The attacker gained access to the server by exploiting an insecure remote management system left by the data center provider while we were unaware that such a system existed.”
Apparently this is how NordVPN was hacked (Default credentials on an exposed iDRAC web interface) pic.twitter.com/09QCYQvBYX
— Nathan 🏳️🌈 (@NathOnSecurity) October 21, 2019
NordVPN said that soon after this incident they launched a thorough internal audit and created a process to move all of their servers to a RAM infrastructure, similar to ExpressVPN’s TrustedServer infrastructure and technology.
Reading the official statement, there were two takeaways; NordVPN only confirmed news about the hack after it was discovered on Twitter (violating GDPR’s data breach policy), and they put much of the blame on the third-party data center, Creanova!
Nord violated the GDPR by confirming the breach on October 20th, when it actually occurred in March 2018. Secondly, the put the blame on Creanova, which claims that NordVPN is the one that is actually careless about security.
After the statement above spread like wildfire, NordVPN hit back at Creanova with proof that the remote management software (the hackers eventually breached) was installed without their knowledge.
Who’s the One Actually at Fault?
As a VPN reviewer , I consider this situation incredibly alarming and would place more accountability at the hands of Nord, especially when you factor in its main selling point; how secure their product is (and how it was positioned top at CNet, PCMag, and TechRadar).
Not to mention, they were also previously involved in a lawsuit filed by TorGuard, following a bug bounty program.
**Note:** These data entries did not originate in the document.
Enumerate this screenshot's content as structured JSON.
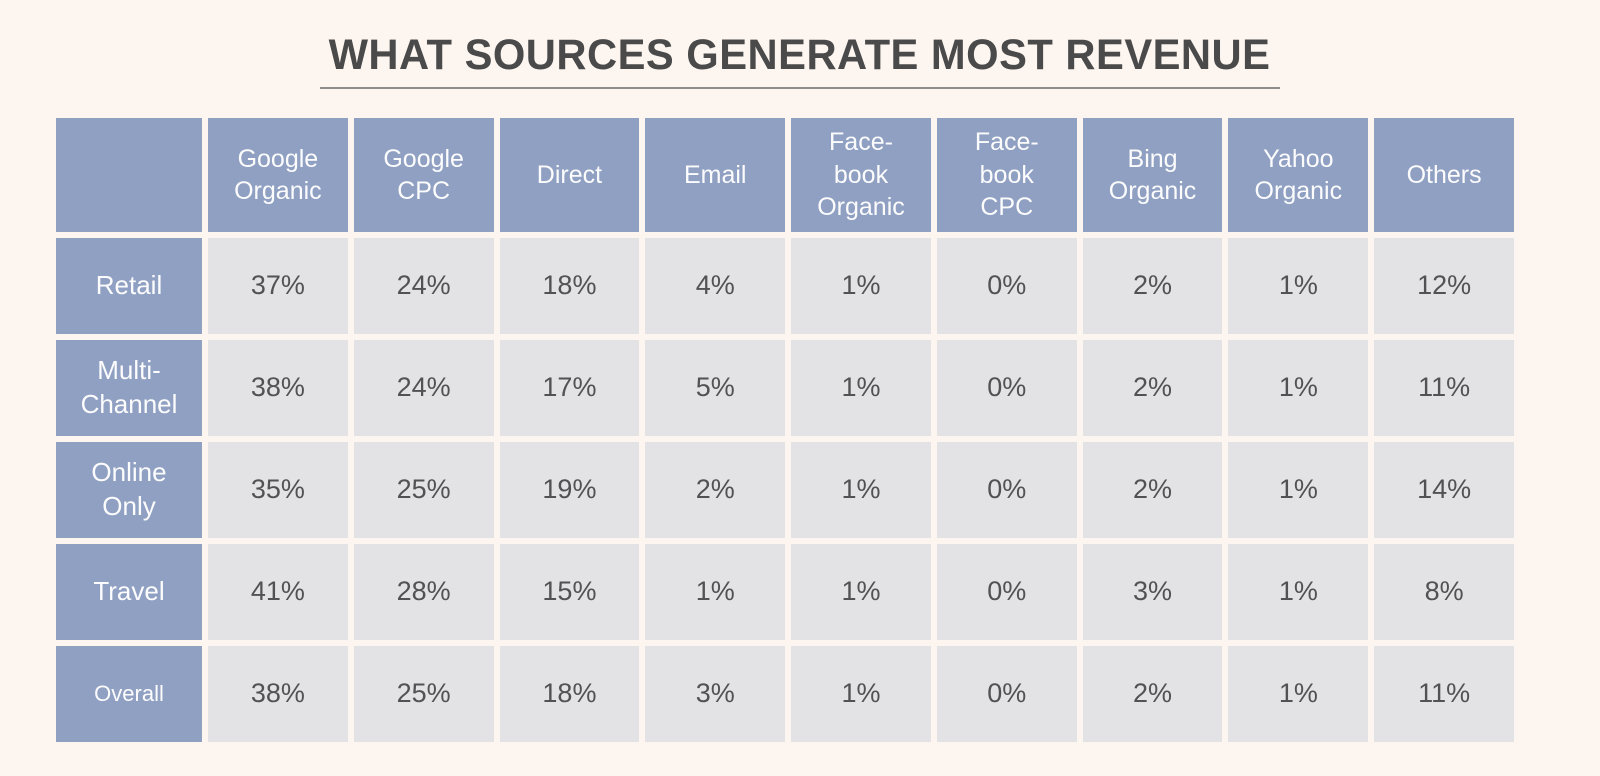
{
  "title": {
    "text": "WHAT SOURCES GENERATE MOST REVENUE"
  },
  "colors": {
    "page_background": "#FDF6F0",
    "header_cell": "#8FA0C2",
    "data_cell": "#E3E3E6",
    "header_text": "#FCFCFD",
    "data_text": "#525254",
    "title_text": "#4A4A4B",
    "title_underline": "#8C8C8C"
  },
  "table": {
    "corner": "",
    "headers": [
      "Google\nOrganic",
      "Google\nCPC",
      "Direct",
      "Email",
      "Face-\nbook\nOrganic",
      "Face-\nbook\nCPC",
      "Bing\nOrganic",
      "Yahoo\nOrganic",
      "Others"
    ],
    "rows": [
      {
        "label": "Retail",
        "values": [
          "37%",
          "24%",
          "18%",
          "4%",
          "1%",
          "0%",
          "2%",
          "1%",
          "12%"
        ]
      },
      {
        "label": "Multi-\nChannel",
        "values": [
          "38%",
          "24%",
          "17%",
          "5%",
          "1%",
          "0%",
          "2%",
          "1%",
          "11%"
        ]
      },
      {
        "label": "Online\nOnly",
        "values": [
          "35%",
          "25%",
          "19%",
          "2%",
          "1%",
          "0%",
          "2%",
          "1%",
          "14%"
        ]
      },
      {
        "label": "Travel",
        "values": [
          "41%",
          "28%",
          "15%",
          "1%",
          "1%",
          "0%",
          "3%",
          "1%",
          "8%"
        ]
      },
      {
        "label": "Overall",
        "values": [
          "38%",
          "25%",
          "18%",
          "3%",
          "1%",
          "0%",
          "2%",
          "1%",
          "11%"
        ]
      }
    ]
  },
  "chart_data": {
    "type": "table",
    "title": "WHAT SOURCES GENERATE MOST REVENUE",
    "columns": [
      "Google Organic",
      "Google CPC",
      "Direct",
      "Email",
      "Facebook Organic",
      "Facebook CPC",
      "Bing Organic",
      "Yahoo Organic",
      "Others"
    ],
    "row_labels": [
      "Retail",
      "Multi-Channel",
      "Online Only",
      "Travel",
      "Overall"
    ],
    "unit": "%",
    "values": [
      [
        37,
        24,
        18,
        4,
        1,
        0,
        2,
        1,
        12
      ],
      [
        38,
        24,
        17,
        5,
        1,
        0,
        2,
        1,
        11
      ],
      [
        35,
        25,
        19,
        2,
        1,
        0,
        2,
        1,
        14
      ],
      [
        41,
        28,
        15,
        1,
        1,
        0,
        3,
        1,
        8
      ],
      [
        38,
        25,
        18,
        3,
        1,
        0,
        2,
        1,
        11
      ]
    ]
  }
}
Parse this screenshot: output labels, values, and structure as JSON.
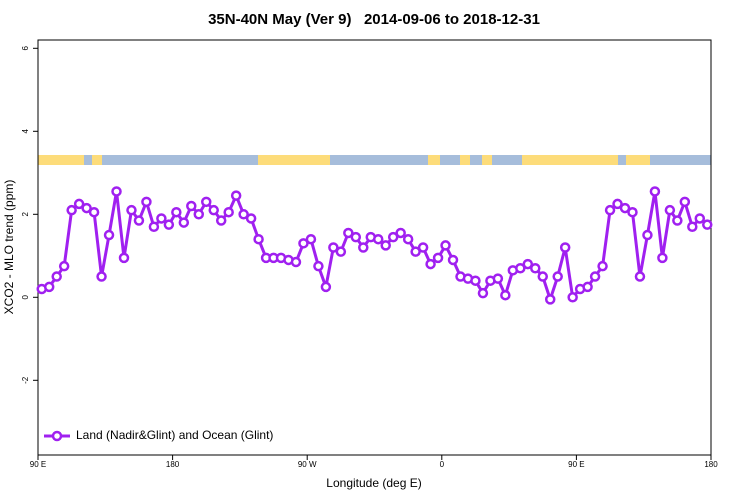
{
  "chart_data": {
    "type": "line",
    "title": "35N-40N May (Ver 9)   2014-09-06 to 2018-12-31",
    "x_label": "Longitude (deg E)",
    "y_label": "XCO2 - MLO trend (ppm)",
    "x": [
      92.5,
      97.5,
      102.5,
      107.5,
      112.5,
      117.5,
      122.5,
      127.5,
      132.5,
      137.5,
      142.5,
      147.5,
      152.5,
      157.5,
      162.5,
      167.5,
      172.5,
      177.5,
      182.5,
      187.5,
      192.5,
      197.5,
      202.5,
      207.5,
      212.5,
      217.5,
      222.5,
      227.5,
      232.5,
      237.5,
      242.5,
      247.5,
      252.5,
      257.5,
      262.5,
      267.5,
      272.5,
      277.5,
      282.5,
      287.5,
      292.5,
      297.5,
      302.5,
      307.5,
      312.5,
      317.5,
      322.5,
      327.5,
      332.5,
      337.5,
      342.5,
      347.5,
      352.5,
      357.5,
      362.5,
      367.5,
      372.5,
      377.5,
      382.5,
      387.5,
      392.5,
      397.5,
      402.5,
      407.5,
      412.5,
      417.5,
      422.5,
      427.5,
      432.5,
      437.5,
      442.5,
      447.5,
      452.5,
      457.5,
      462.5,
      467.5,
      472.5,
      477.5,
      482.5,
      487.5,
      492.5,
      497.5,
      502.5,
      507.5,
      512.5,
      517.5,
      522.5,
      527.5,
      532.5,
      537.5
    ],
    "series": [
      {
        "name": "Land (Nadir&Glint) and Ocean (Glint)",
        "color": "#a020f0",
        "values": [
          0.2,
          0.25,
          0.5,
          0.75,
          2.1,
          2.25,
          2.15,
          2.05,
          0.5,
          1.5,
          2.55,
          0.95,
          2.1,
          1.85,
          2.3,
          1.7,
          1.9,
          1.75,
          2.05,
          1.8,
          2.2,
          2.0,
          2.3,
          2.1,
          1.85,
          2.05,
          2.45,
          2.0,
          1.9,
          1.4,
          0.95,
          0.95,
          0.95,
          0.9,
          0.85,
          1.3,
          1.4,
          0.75,
          0.25,
          1.2,
          1.1,
          1.55,
          1.45,
          1.2,
          1.45,
          1.4,
          1.25,
          1.45,
          1.55,
          1.4,
          1.1,
          1.2,
          0.8,
          0.95,
          1.25,
          0.9,
          0.5,
          0.45,
          0.4,
          0.1,
          0.4,
          0.45,
          0.05,
          0.65,
          0.7,
          0.8,
          0.7,
          0.5,
          -0.05,
          0.5,
          1.2,
          0.0,
          0.2,
          0.25,
          0.5,
          0.75,
          2.1,
          2.25,
          2.15,
          2.05,
          0.5,
          1.5,
          2.55,
          0.95,
          2.1,
          1.85,
          2.3,
          1.7,
          1.9,
          1.75
        ]
      }
    ],
    "xlim": [
      90,
      540
    ],
    "xticks": [
      {
        "value": 90,
        "label": "90 E"
      },
      180,
      {
        "value": 270,
        "label": "90 W"
      },
      {
        "value": 360,
        "label": "0"
      },
      {
        "value": 450,
        "label": "90 E"
      },
      {
        "value": 540,
        "label": "180"
      }
    ],
    "ylim": [
      -3.8,
      6.2
    ],
    "yticks": [
      -2,
      0,
      2,
      4,
      6
    ],
    "legend": "bottom-left"
  }
}
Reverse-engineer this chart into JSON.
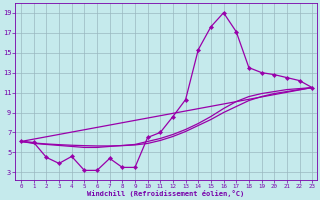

Apparently, Nord threatened one of TorGuard’s affiliate to take down negative connotations about their product, after identifying a vulnerability.
“However much you deny the truth, the truth goes on existing.” – George Orwell pic.twitter.com/tKRvLFtJFE
— TorGuard (@TorGuard) June 27, 2019
As such, this may make one wonder, whether NordVPN has only focused on its branding (even getting mentioned by Think With Google), without prioritizing on aspects of security, despite marketing it rigorously for the same.
Also, a fair warning to others working in the cyber-security industry, NEVER advertise that you can’t be hacked. Twitterati’s will drag you through the mud for such sweeping statements. My sympathies for the marketing department of NordVPN.